Now that we realize that there is an increase in CO2 in the emphysema client how
does this affect the chemoreceptors? The normal ABG will have a PaO2 of 80-100 and a
PaCO2 of 35-45, along with a Ph of 7.35 to 7.45. The chemoreceptors located in the
carotid bodies and the aortic arch will sense changes in the level of CO2 in the blood and
increase their impulses to the respiratory center of the brain which in turn increase the
impulse and contraction the skeletal muscle of the chest notability the diaphragm,
external intercostals, scalenes and the sternocleidomastoid muscles (fig 23.14, 23.18, and
23.27).
However with an emphysema client it is not uncommon to have a CO2 level of
50-70mmHg and an O2 less an 88mmHg, which causes a drop in the Ph to below 7.35
during in exacerbation of their emphysema. Because of the increase CO2 level in the
blood it will bind to the H2O form carbonic acid H2CO3 that will rapidly convert to
Hydrogen and H2CO3 (hydrogen and bicarbonate). There needs to be a 20:1 ratio
between bicarbonate and hydrogen to cancel them selves out, it is only a matter of time
until all buffer systems fails and the client become acidotic. The over accumulation of
CO2 in the blood for a chronic period of time eight to ten years causes the chemoreceptor
to become desensitized and they no longer see changes in the CO2 level. The desensitized
receptors how change their focus from CO2 to O2 levels. Remember that the COPD
client O2 levels are normally below 92mmHg and if the level drops the receptors will
increase the impulses to the brain stem, which in turn will increase the respiratory rate.
However the Inspiratory center of the brain is more strongly stimulated by an increase of
CO2 then it is by a drop in O2 levels in the arteriole blood. As an example if a diver were
to hyperventilate cause a drop in the CO2 level and a rise in the O2 level, while
swimming under water he would consume the O2 at a faster rate then he would produce
carbon dioxide, thus causing him to pass out under water due to the lack of O2 by for the
CO2 would have a chance to rise to alert him to breath. (Tortora PG 839)
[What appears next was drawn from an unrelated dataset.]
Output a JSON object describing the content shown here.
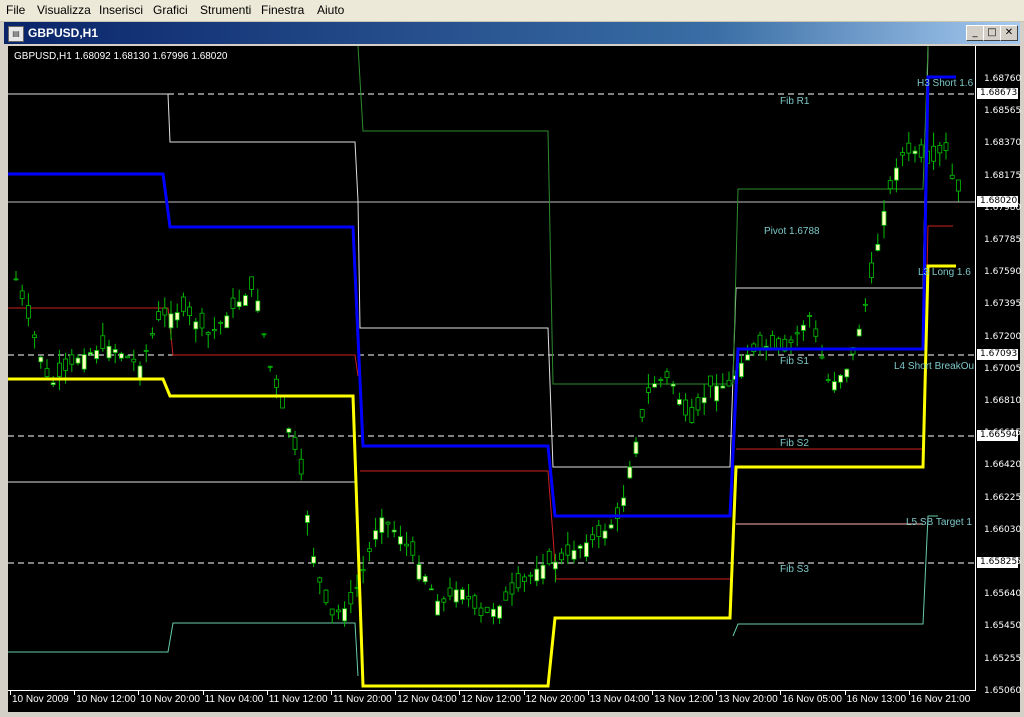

If the emphysema client is in acute distress we will administer high flow O2 along
with bronchial dilators while closely watching for changes in the respiratory effort, rate
and depth. With this is in mind it is important to remember that an emphysema client
can’t handle high flow O2 for prolong periods of time because the increase in the blood
PaO2 levels above 95-100mmHg will in fact suppress the respiratory function an stop
any and all desire to breath. The client will cease to breath and develop a life threatening
respiratory arrest. This in turn will cause the client to be placed on a ventilator, and they
will have to be weaned off of it, which in some cases is nearly impossible because of the
hypoxic drive. Any attempt to decrease the O2 level to encourage them to breath will
cause an increase in the CO2 levels, however do to the fact that an increased CO2 level
will not stimulate them to breath and before the O2 level can drop low enough to
stimulate respiration the client will develop respiratory acidosis; it causes a self-perpetual
problem.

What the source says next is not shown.